Short term lodging and vacation rentals have taken the travel scene by storm. Companies like Airbnb are thriving as renters comb their site to book online all over the globe. But in the Chicago area, not all rentals are working out as planned.
One suburb is trying to do something about the issue with one Airbnb home, but with little success. One Chicago block is getting some attention, but not much action, after bullets fly, two people were shot and TV cameras show up.
There was a large house party at a home on the 1900 block of North Lawndale in Chicago on July 1 around 4 a.m. that was being rented as an Airbnb.
“There was a party there that we later found out was advertised on social media,” Christina Cochran said.
She said the party had at least 100 people attending and an altercation spilled out onto the street and ended up in gunfire. She said that gunfire left 15 to 18 bullet holes in her Logan Square home.
Her family was safe, but the Cochrans have $7,200 in damages. To add insult to injury, after weeks of calls to Airbnb and eventually its third party insurance, she said they encouraged her to fill out a homeowners claim. She said one had a $2,500 deductible, even though Airbnb’s policy is that host protection insurance covers damages in cases like this for up to $1 million.

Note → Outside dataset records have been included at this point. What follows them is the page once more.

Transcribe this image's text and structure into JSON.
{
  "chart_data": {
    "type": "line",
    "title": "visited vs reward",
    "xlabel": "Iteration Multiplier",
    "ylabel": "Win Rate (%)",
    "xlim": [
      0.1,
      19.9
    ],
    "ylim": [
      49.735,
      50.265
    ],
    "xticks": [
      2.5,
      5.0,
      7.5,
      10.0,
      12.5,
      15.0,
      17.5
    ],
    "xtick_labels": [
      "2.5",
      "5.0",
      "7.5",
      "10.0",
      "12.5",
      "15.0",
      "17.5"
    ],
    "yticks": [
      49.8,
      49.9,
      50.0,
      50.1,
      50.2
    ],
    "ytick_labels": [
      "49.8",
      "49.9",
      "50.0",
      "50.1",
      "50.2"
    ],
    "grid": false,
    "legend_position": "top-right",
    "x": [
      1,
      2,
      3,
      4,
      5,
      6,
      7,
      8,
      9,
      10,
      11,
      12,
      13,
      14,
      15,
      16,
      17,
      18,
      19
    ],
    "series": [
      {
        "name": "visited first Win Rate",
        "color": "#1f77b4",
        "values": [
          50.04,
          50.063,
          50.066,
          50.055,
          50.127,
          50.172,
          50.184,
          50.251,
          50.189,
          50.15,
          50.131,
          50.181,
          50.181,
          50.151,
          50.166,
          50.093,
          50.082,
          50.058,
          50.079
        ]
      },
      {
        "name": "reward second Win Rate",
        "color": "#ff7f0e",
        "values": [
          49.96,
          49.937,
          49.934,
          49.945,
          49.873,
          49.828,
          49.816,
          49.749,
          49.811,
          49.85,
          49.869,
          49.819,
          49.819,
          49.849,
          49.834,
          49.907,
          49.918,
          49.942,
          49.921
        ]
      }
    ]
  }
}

Cochran said the insurance agent made her feel uncomfortable.
After providing two estimates, photos and a police report, Cochran was told Airbnb’s insurance company will send out its own adjustor roughly 30 days later.
“It’s absolutely been a nightmare, my child asks me repeatedly, is this going to happen again? Are we safe here? When they go out into the yard, they point out bullet holes in our house to their friends. Look where the bullets hit my house,” she said.
First Ward Ald. Proco Joe Moreno is in support of Airbnb, but said he is working to close a critical loophole in Chicago. The owner of that home, an elderly woman from Iowa, did not have a permit to rent the renovated brownstone. The city had yet to approve her application.
“I am putting in an ordinance closing that loophole so they cannot operate until their license is fully vetted and approved,” Ald. Moreno said.
The homeowner from Iowa referred WGN and all questions to her adult daughter. When WGN called, she said, “This is none of your business,” and hung up.
When it comes to short term rentals, Moreno said it is the very first negative incident reported in his ward. Still, two people were shot in Logan Square. Police told Cochran the renters advertised a house party that night on social media.
Airbnb continues to maintain safety is its main concern and with “…300 million guest arrivals in Airbnb listings to date; negative incidents are extremely rare.”
“It’s a matter of public record, I can see all the sex offenders in my area, yet I don’t know who is staying two doors down from me,” Cochran said.
Trouble with another Airbnb rental has been brewing for years in north suburban Highland Park. One house on Cooper Lane has been plagued with renters who’ve gone awry. It all started back in 2014 when rapper Chief Keef was evicted from that house for not paying rent. Local disturbances were common. Police were even called for reports of shots fired that year.
In 2015 that house was listed on Airbnb to rent. Activities since then have resulted in a litany of complaints contained in a 400-plus page lawsuit filed this month in Lake County against the homeowner.
Only five homes are on a quiet cul de sac, and the homeowners association has filed the suit claiming everything from reckless driving, to the playing of loud music, possible underage drinking and so much more.
After bringing the case to the attention of Airbnb this week, the company said they have “suspended the host while we investigate.” It means they will not be able to rent it out on Airbnb.
The home owner’s daughter and caretaker of the six-bedroom, 10,000 square foot home for $690 a night, told WGN that none of the claims are true. Until WGN called and the suspension was issued, warnings from the city of Highland Park for not being registered to rent, and a pending lawsuit, were not enough to stop the rentals on the quiet block and the alleged bad deeds of renters who stayed there.
At the advice of their lawyer, residents on Cooper Lane declined to speak on camera with WGN because of the pending case.
“There’s Airbnb everywhere. There is a higher concentration in the city, but this could happen anywhere. Regulations need to change to keep all of our neighborhoods safe, not just this block,” Cochran said.
Chicago’s Department of Business Affairs and Consumer Protection is investigating the Logan Square case along with police, but required Airbnb to delist the North Lawndale property until further notice.
In Highland Park, next court hearing regarding the six-bedroom house on Cooper Lane is scheduled for Friday.